Emmanuel Macron a aussi tenu à mettre en garde contre d'éventuelles dérives. "On veut que les dirigeants soient exemplaires, on s'est donné des règles, il y a des contre-pouvoirs qui sont légitimes et qui permettent que ces règles fonctionnent bien mais quand le but des contre-pouvoirs finit par être de détruire ceux qui exercent le pouvoir sans qu'il y ait de limites ni de principes, ce n'est plus une version équilibrée de la démocratie", a-t-il souligné. "Penser que quelque chose qui a été regardé, jugé, devrait soit me conduire à écarter quelqu'un, soit à le sortir du gouvernement, je crois que ce n'est plus le bon fonctionnement qu'il y a entre le pouvoir et le contre-pouvoir, parce que ça devient une République du soupçon".

Le parquet de Paris a ouvert le 22 janvier une nouvelle enquête préliminaire contre Gérald Darmanin à la suite d'accusations de viol. Une première enquête avait été classée sans suite en juillet dernier car la plaignante, qui avait déposé sa plainte peu de temps après l'entrée de Gérald Darmanin au gouvernement pour des faits remontant à 2009, n'avait pas répondu aux convocations des enquêteurs. Ayant fait savoir qu'elle était maintenant prête à répondre, la procédure a été rouverte. Gérald Darmanin - entendu depuis par les enquêteurs - avait déposé en juin 2017 une plainte contre son accusatrice pour dénonciation calomnieuse.
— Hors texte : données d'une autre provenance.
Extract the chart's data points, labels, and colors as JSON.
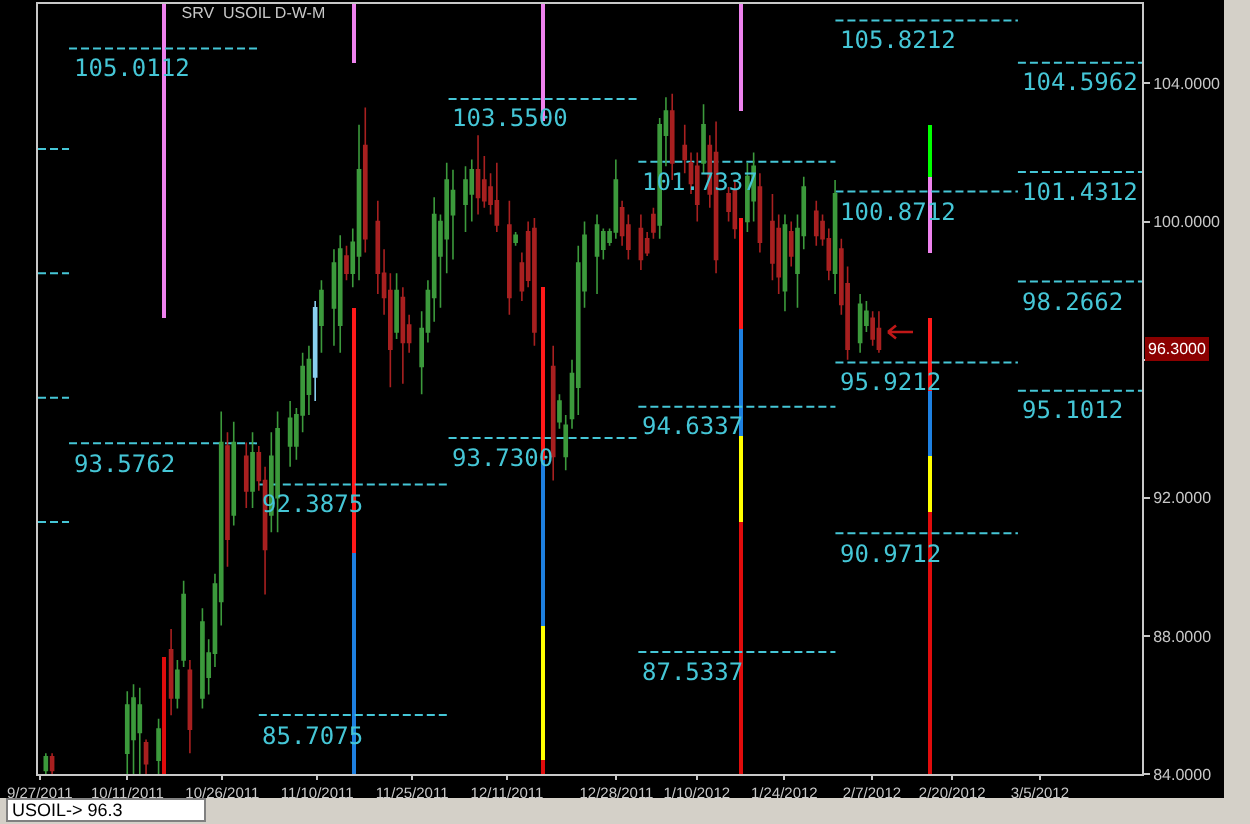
{
  "chart_data": {
    "type": "candlestick",
    "title": "SRV  USOIL D-W-M",
    "x": [
      "2011-09-28",
      "2011-09-29",
      "2011-10-11",
      "2011-10-12",
      "2011-10-13",
      "2011-10-14",
      "2011-10-16",
      "2011-10-18",
      "2011-10-19",
      "2011-10-20",
      "2011-10-21",
      "2011-10-23",
      "2011-10-24",
      "2011-10-25",
      "2011-10-26",
      "2011-10-27",
      "2011-10-28",
      "2011-10-30",
      "2011-10-31",
      "2011-11-01",
      "2011-11-02",
      "2011-11-03",
      "2011-11-04",
      "2011-11-06",
      "2011-11-07",
      "2011-11-08",
      "2011-11-09",
      "2011-11-10",
      "2011-11-11",
      "2011-11-13",
      "2011-11-14",
      "2011-11-15",
      "2011-11-16",
      "2011-11-17",
      "2011-11-18",
      "2011-11-20",
      "2011-11-21",
      "2011-11-22",
      "2011-11-23",
      "2011-11-24",
      "2011-11-25",
      "2011-11-27",
      "2011-11-28",
      "2011-11-29",
      "2011-11-30",
      "2011-12-01",
      "2011-12-02",
      "2011-12-04",
      "2011-12-05",
      "2011-12-06",
      "2011-12-07",
      "2011-12-08",
      "2011-12-09",
      "2011-12-11",
      "2011-12-12",
      "2011-12-13",
      "2011-12-14",
      "2011-12-15",
      "2011-12-18",
      "2011-12-19",
      "2011-12-20",
      "2011-12-21",
      "2011-12-22",
      "2011-12-23",
      "2011-12-25",
      "2011-12-26",
      "2011-12-27",
      "2011-12-28",
      "2011-12-29",
      "2011-12-30",
      "2012-01-01",
      "2012-01-02",
      "2012-01-03",
      "2012-01-04",
      "2012-01-05",
      "2012-01-06",
      "2012-01-08",
      "2012-01-09",
      "2012-01-10",
      "2012-01-11",
      "2012-01-12",
      "2012-01-13",
      "2012-01-15",
      "2012-01-16",
      "2012-01-18",
      "2012-01-19",
      "2012-01-20",
      "2012-01-22",
      "2012-01-23",
      "2012-01-24",
      "2012-01-25",
      "2012-01-26",
      "2012-01-27",
      "2012-01-29",
      "2012-01-30",
      "2012-01-31",
      "2012-02-01",
      "2012-02-02",
      "2012-02-03",
      "2012-02-05",
      "2012-02-06",
      "2012-02-07",
      "2012-02-08"
    ],
    "ohlc": [
      [
        84.1,
        84.6,
        84,
        84.5
      ],
      [
        84.5,
        84.6,
        84,
        84.1
      ],
      [
        84.6,
        86.4,
        84,
        86
      ],
      [
        85,
        86.6,
        84,
        86.2
      ],
      [
        85.2,
        86.5,
        84,
        86
      ],
      [
        84.9,
        85,
        84,
        84.3
      ],
      [
        84.4,
        85.6,
        84,
        85.3
      ],
      [
        87.6,
        88.2,
        85.7,
        86.2
      ],
      [
        86.2,
        87.3,
        85.9,
        87
      ],
      [
        87.3,
        89.6,
        87.1,
        89.2
      ],
      [
        87,
        87.3,
        84.6,
        85.3
      ],
      [
        86.2,
        88.8,
        85.9,
        88.4
      ],
      [
        86.8,
        87.9,
        86.3,
        87.5
      ],
      [
        87.5,
        89.8,
        87.1,
        89.5
      ],
      [
        89,
        94.5,
        88.3,
        93.6
      ],
      [
        93.5,
        93.9,
        90,
        90.8
      ],
      [
        91.5,
        94.2,
        91.2,
        93.6
      ],
      [
        93.2,
        93.6,
        91.7,
        92.2
      ],
      [
        92.2,
        93.9,
        91.7,
        93.3
      ],
      [
        93.3,
        93.5,
        92.2,
        92.5
      ],
      [
        92.5,
        92.9,
        89.2,
        90.5
      ],
      [
        91.5,
        93.9,
        91,
        93.2
      ],
      [
        92,
        94.5,
        91,
        94
      ],
      [
        93.5,
        94.8,
        92.9,
        94.3
      ],
      [
        93.5,
        94.6,
        93.1,
        94.4
      ],
      [
        94.4,
        96.2,
        93.9,
        95.8
      ],
      [
        95,
        96.4,
        94.4,
        96
      ],
      [
        95.5,
        97.7,
        94.8,
        97.5
      ],
      [
        97,
        98.3,
        96.2,
        98
      ],
      [
        97.5,
        99.2,
        96.4,
        98.8
      ],
      [
        97,
        99.6,
        96.2,
        99.2
      ],
      [
        99,
        99.3,
        98.3,
        98.5
      ],
      [
        98.5,
        99.8,
        98.1,
        99.4
      ],
      [
        99,
        102.8,
        98.3,
        101.5
      ],
      [
        102.2,
        103.3,
        99.1,
        99.5
      ],
      [
        100,
        100.6,
        97.9,
        98.5
      ],
      [
        98.5,
        99.2,
        97.3,
        97.8
      ],
      [
        98,
        98.5,
        95.2,
        96.3
      ],
      [
        96.8,
        98.5,
        96.6,
        98
      ],
      [
        97.8,
        98.1,
        95.3,
        96.5
      ],
      [
        97,
        97.3,
        96.2,
        96.5
      ],
      [
        95.8,
        97.4,
        95,
        96.9
      ],
      [
        96.8,
        98.3,
        96.5,
        98
      ],
      [
        97.8,
        100.7,
        97.1,
        100.2
      ],
      [
        99,
        100.2,
        97.5,
        100
      ],
      [
        99.5,
        101.7,
        98.5,
        101.2
      ],
      [
        100.2,
        101.5,
        98.9,
        100.9
      ],
      [
        100.5,
        101.6,
        99.7,
        101.2
      ],
      [
        100.8,
        101.8,
        100,
        101.5
      ],
      [
        101.5,
        102.5,
        100.2,
        100.7
      ],
      [
        101.2,
        101.9,
        100.4,
        100.6
      ],
      [
        101,
        101.4,
        100.2,
        100.5
      ],
      [
        100.6,
        101.7,
        99.7,
        99.9
      ],
      [
        99.9,
        100.6,
        97.3,
        97.8
      ],
      [
        99.4,
        99.7,
        99.3,
        99.6
      ],
      [
        98.8,
        99.1,
        97.7,
        98
      ],
      [
        99.7,
        100,
        98.1,
        98.3
      ],
      [
        99.8,
        100.1,
        96.4,
        96.8
      ],
      [
        95.8,
        96.4,
        92.5,
        93.2
      ],
      [
        94.2,
        95,
        94,
        94.8
      ],
      [
        93.2,
        94.4,
        92.8,
        94.1
      ],
      [
        94.3,
        96,
        94,
        95.6
      ],
      [
        95.2,
        99.3,
        94.4,
        98.8
      ],
      [
        98,
        100,
        97.5,
        99.6
      ],
      [
        99,
        100.2,
        97.9,
        99.9
      ],
      [
        99.2,
        99.8,
        98.9,
        99.7
      ],
      [
        99.4,
        99.8,
        99.3,
        99.7
      ],
      [
        99.7,
        101.8,
        99.5,
        101.2
      ],
      [
        100.4,
        100.6,
        99.3,
        99.6
      ],
      [
        99.9,
        100.2,
        98.9,
        99.2
      ],
      [
        99.8,
        100.2,
        98.6,
        98.9
      ],
      [
        99.5,
        99.7,
        99,
        99.1
      ],
      [
        100.2,
        100.4,
        99.5,
        99.7
      ],
      [
        99.9,
        103,
        99.5,
        102.8
      ],
      [
        102.5,
        103.6,
        101.6,
        103.2
      ],
      [
        103.2,
        103.7,
        101.2,
        101.7
      ],
      [
        102.2,
        102.8,
        101.4,
        101.8
      ],
      [
        101.7,
        102,
        100.8,
        101.1
      ],
      [
        101.6,
        102,
        100,
        100.5
      ],
      [
        101.7,
        103.4,
        101.4,
        102.8
      ],
      [
        102.2,
        102.5,
        100.4,
        100.8
      ],
      [
        102,
        102.9,
        98.5,
        98.9
      ],
      [
        100.8,
        101,
        100,
        100.3
      ],
      [
        100.9,
        101.2,
        99.5,
        99.8
      ],
      [
        100,
        101.7,
        99.7,
        101.3
      ],
      [
        100.6,
        102,
        100,
        101.6
      ],
      [
        101,
        101.4,
        99.1,
        99.4
      ],
      [
        100,
        100.8,
        98.3,
        98.8
      ],
      [
        99.8,
        100.2,
        97.9,
        98.4
      ],
      [
        98,
        100.2,
        97.4,
        99.9
      ],
      [
        99.7,
        100,
        98.7,
        99
      ],
      [
        98.5,
        100.2,
        97.5,
        99.8
      ],
      [
        99.6,
        101.3,
        99.2,
        101
      ],
      [
        100.3,
        100.6,
        99.3,
        99.6
      ],
      [
        100,
        100.2,
        99.3,
        99.5
      ],
      [
        99.5,
        99.8,
        98.3,
        98.6
      ],
      [
        98.5,
        101.2,
        97.9,
        100.8
      ],
      [
        99.2,
        99.5,
        97.3,
        97.6
      ],
      [
        98.2,
        98.7,
        96,
        96.3
      ],
      [
        96.5,
        97.9,
        96.2,
        97.6
      ],
      [
        97,
        97.7,
        96.8,
        97.4
      ],
      [
        97.2,
        97.4,
        96.4,
        96.6
      ],
      [
        96.9,
        97.4,
        96.2,
        96.3
      ]
    ],
    "colors": [
      "#3c9a3c",
      "#a82020",
      "#3c9a3c",
      "#3c9a3c",
      "#3c9a3c",
      "#a82020",
      "#3c9a3c",
      "#a82020",
      "#3c9a3c",
      "#3c9a3c",
      "#a82020",
      "#3c9a3c",
      "#3c9a3c",
      "#3c9a3c",
      "#3c9a3c",
      "#a82020",
      "#3c9a3c",
      "#a82020",
      "#3c9a3c",
      "#a82020",
      "#a82020",
      "#3c9a3c",
      "#3c9a3c",
      "#3c9a3c",
      "#3c9a3c",
      "#3c9a3c",
      "#3c9a3c",
      "#8ad0f0",
      "#3c9a3c",
      "#3c9a3c",
      "#3c9a3c",
      "#a82020",
      "#3c9a3c",
      "#3c9a3c",
      "#a82020",
      "#a82020",
      "#a82020",
      "#a82020",
      "#3c9a3c",
      "#a82020",
      "#a82020",
      "#3c9a3c",
      "#3c9a3c",
      "#3c9a3c",
      "#3c9a3c",
      "#3c9a3c",
      "#3c9a3c",
      "#3c9a3c",
      "#3c9a3c",
      "#a82020",
      "#a82020",
      "#a82020",
      "#a82020",
      "#a82020",
      "#3c9a3c",
      "#a82020",
      "#a82020",
      "#a82020",
      "#a82020",
      "#3c9a3c",
      "#3c9a3c",
      "#3c9a3c",
      "#3c9a3c",
      "#3c9a3c",
      "#3c9a3c",
      "#3c9a3c",
      "#3c9a3c",
      "#3c9a3c",
      "#a82020",
      "#a82020",
      "#a82020",
      "#a82020",
      "#a82020",
      "#3c9a3c",
      "#3c9a3c",
      "#a82020",
      "#a82020",
      "#a82020",
      "#a82020",
      "#3c9a3c",
      "#a82020",
      "#a82020",
      "#a82020",
      "#a82020",
      "#3c9a3c",
      "#3c9a3c",
      "#a82020",
      "#a82020",
      "#a82020",
      "#3c9a3c",
      "#a82020",
      "#3c9a3c",
      "#3c9a3c",
      "#a82020",
      "#a82020",
      "#a82020",
      "#3c9a3c",
      "#a82020",
      "#a82020",
      "#3c9a3c",
      "#3c9a3c",
      "#a82020",
      "#a82020"
    ],
    "series": [
      {
        "type": "bar",
        "color": "#ee82ee",
        "x": [
          "2011-10-17",
          "2011-11-16",
          "2011-12-16",
          "2012-01-17",
          "2012-02-16"
        ],
        "base": [
          97.2,
          104.6,
          102.9,
          103.2,
          99.1
        ],
        "values": [
          9.1,
          1.7,
          3.4,
          3.1,
          2.2
        ]
      },
      {
        "type": "bar",
        "color": "#ff1a1a",
        "x": [
          "2011-11-16",
          "2011-12-16",
          "2012-01-17",
          "2012-02-16"
        ],
        "base": [
          90.4,
          93.1,
          96.9,
          95.1
        ],
        "values": [
          7.1,
          5.0,
          3.2,
          2.1
        ]
      },
      {
        "type": "bar",
        "color": "#e00c0c",
        "x": [
          "2011-10-17",
          "2011-12-16",
          "2012-01-17",
          "2012-02-16"
        ],
        "base": [
          84,
          84,
          84,
          84
        ],
        "values": [
          3.4,
          0.4,
          7.3,
          7.6
        ]
      },
      {
        "type": "bar",
        "color": "#1e80e0",
        "x": [
          "2011-11-16",
          "2011-12-16",
          "2012-01-17",
          "2012-02-16"
        ],
        "base": [
          84,
          88.3,
          93.8,
          93.2
        ],
        "values": [
          6.4,
          4.8,
          3.1,
          1.9
        ]
      },
      {
        "type": "bar",
        "color": "#ffff00",
        "x": [
          "2011-12-16",
          "2012-01-17",
          "2012-02-16"
        ],
        "base": [
          84.4,
          91.3,
          91.6
        ],
        "values": [
          3.9,
          2.5,
          1.6
        ]
      },
      {
        "type": "bar",
        "color": "#00ff00",
        "x": [
          "2012-02-16"
        ],
        "base": [
          101.3
        ],
        "values": [
          1.5
        ]
      },
      {
        "type": "line",
        "color": "#45c6d6",
        "line_style": "dashed",
        "x": [
          "2011-09-26T18:00",
          "2011-10-02"
        ],
        "values": [
          102.1,
          102.1
        ]
      },
      {
        "type": "line",
        "color": "#45c6d6",
        "line_style": "dashed",
        "x": [
          "2011-09-26T18:00",
          "2011-10-02"
        ],
        "values": [
          98.5,
          98.5
        ]
      },
      {
        "type": "line",
        "color": "#45c6d6",
        "line_style": "dashed",
        "x": [
          "2011-09-26T18:00",
          "2011-10-02"
        ],
        "values": [
          94.9,
          94.9
        ]
      },
      {
        "type": "line",
        "color": "#45c6d6",
        "line_style": "dashed",
        "x": [
          "2011-09-26T18:00",
          "2011-10-02"
        ],
        "values": [
          91.3,
          91.3
        ]
      },
      {
        "type": "line",
        "color": "#45c6d6",
        "line_style": "dashed",
        "name": "105.0112",
        "x": [
          "2011-10-02",
          "2011-11-01"
        ],
        "values": [
          105.0112,
          105.0112
        ]
      },
      {
        "type": "line",
        "color": "#45c6d6",
        "line_style": "dashed",
        "name": "93.5762",
        "x": [
          "2011-10-02",
          "2011-11-01"
        ],
        "values": [
          93.5762,
          93.5762
        ]
      },
      {
        "type": "line",
        "color": "#45c6d6",
        "line_style": "dashed",
        "name": "92.3875",
        "x": [
          "2011-11-01",
          "2011-12-01"
        ],
        "values": [
          92.3875,
          92.3875
        ]
      },
      {
        "type": "line",
        "color": "#45c6d6",
        "line_style": "dashed",
        "name": "85.7075",
        "x": [
          "2011-11-01",
          "2011-12-01"
        ],
        "values": [
          85.7075,
          85.7075
        ]
      },
      {
        "type": "line",
        "color": "#45c6d6",
        "line_style": "dashed",
        "name": "103.5500",
        "x": [
          "2011-12-01",
          "2012-01-01"
        ],
        "values": [
          103.55,
          103.55
        ]
      },
      {
        "type": "line",
        "color": "#45c6d6",
        "line_style": "dashed",
        "name": "93.7300",
        "x": [
          "2011-12-01",
          "2012-01-01"
        ],
        "values": [
          93.73,
          93.73
        ]
      },
      {
        "type": "line",
        "color": "#45c6d6",
        "line_style": "dashed",
        "name": "101.7337",
        "x": [
          "2012-01-01",
          "2012-02-01"
        ],
        "values": [
          101.7337,
          101.7337
        ]
      },
      {
        "type": "line",
        "color": "#45c6d6",
        "line_style": "dashed",
        "name": "94.6337",
        "x": [
          "2012-01-01",
          "2012-02-01"
        ],
        "values": [
          94.6337,
          94.6337
        ]
      },
      {
        "type": "line",
        "color": "#45c6d6",
        "line_style": "dashed",
        "name": "87.5337",
        "x": [
          "2012-01-01",
          "2012-02-01"
        ],
        "values": [
          87.5337,
          87.5337
        ]
      },
      {
        "type": "line",
        "color": "#45c6d6",
        "line_style": "dashed",
        "name": "105.8212",
        "x": [
          "2012-02-01",
          "2012-03-01"
        ],
        "values": [
          105.8212,
          105.8212
        ]
      },
      {
        "type": "line",
        "color": "#45c6d6",
        "line_style": "dashed",
        "name": "100.8712",
        "x": [
          "2012-02-01",
          "2012-03-01"
        ],
        "values": [
          100.8712,
          100.8712
        ]
      },
      {
        "type": "line",
        "color": "#45c6d6",
        "line_style": "dashed",
        "name": "95.9212",
        "x": [
          "2012-02-01",
          "2012-03-01"
        ],
        "values": [
          95.9212,
          95.9212
        ]
      },
      {
        "type": "line",
        "color": "#45c6d6",
        "line_style": "dashed",
        "name": "90.9712",
        "x": [
          "2012-02-01",
          "2012-03-01"
        ],
        "values": [
          90.9712,
          90.9712
        ]
      },
      {
        "type": "line",
        "color": "#45c6d6",
        "line_style": "dashed",
        "name": "104.5962",
        "x": [
          "2012-03-01",
          "2012-03-21"
        ],
        "values": [
          104.5962,
          104.5962
        ]
      },
      {
        "type": "line",
        "color": "#45c6d6",
        "line_style": "dashed",
        "name": "101.4312",
        "x": [
          "2012-03-01",
          "2012-03-21"
        ],
        "values": [
          101.4312,
          101.4312
        ]
      },
      {
        "type": "line",
        "color": "#45c6d6",
        "line_style": "dashed",
        "name": "98.2662",
        "x": [
          "2012-03-01",
          "2012-03-21"
        ],
        "values": [
          98.2662,
          98.2662
        ]
      },
      {
        "type": "line",
        "color": "#45c6d6",
        "line_style": "dashed",
        "name": "95.1012",
        "x": [
          "2012-03-01",
          "2012-03-21"
        ],
        "values": [
          95.1012,
          95.1012
        ]
      }
    ],
    "xlim": [
      "2011-09-26T18:00",
      "2012-03-21"
    ],
    "xticks": [
      {
        "value": "2011-09-27",
        "label": "9/27/2011"
      },
      {
        "value": "2011-10-11",
        "label": "10/11/2011"
      },
      {
        "value": "2011-10-26",
        "label": "10/26/2011"
      },
      {
        "value": "2011-11-10",
        "label": "11/10/2011"
      },
      {
        "value": "2011-11-25",
        "label": "11/25/2011"
      },
      {
        "value": "2011-12-11",
        "label": "12/11/2011"
      },
      {
        "value": "2011-12-28",
        "label": "12/28/2011"
      },
      {
        "value": "2012-01-10",
        "label": "1/10/2012"
      },
      {
        "value": "2012-01-24",
        "label": "1/24/2012"
      },
      {
        "value": "2012-02-07",
        "label": "2/7/2012"
      },
      {
        "value": "2012-02-20",
        "label": "2/20/2012"
      },
      {
        "value": "2012-03-05",
        "label": "3/5/2012"
      }
    ],
    "ylim": [
      84,
      106.3
    ],
    "yticks": [
      {
        "value": 84,
        "label": "84.0000"
      },
      {
        "value": 88,
        "label": "88.0000"
      },
      {
        "value": 92,
        "label": "92.0000"
      },
      {
        "value": 96,
        "label": null
      },
      {
        "value": 100,
        "label": "100.0000"
      },
      {
        "value": 104,
        "label": "104.0000"
      }
    ],
    "annotations": [
      {
        "text": "96.3000",
        "y": 96.3
      },
      "USOIL-> 96.3"
    ],
    "grid": false
  }
}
S'agissant de Nicolas Hulot, l'hebdomadaire Ebdo a, lui, fait état la semaine dernière de deux affaires concernant l'ex-présentateur d'Ushuaïa. La première concernant des accusations de harcèlement sexuel liées à une ancienne collaboratrice, la seconde concernant une plainte pour un viol supposé, déposée en 2008 par Pascale Mitterrand, petite-fille de l'ancien président François Mitterrand, classée sans suite la même année. Le ministre a annoncé lundi son intention de porter plainte pour diffamation contre l'hebdomadaire.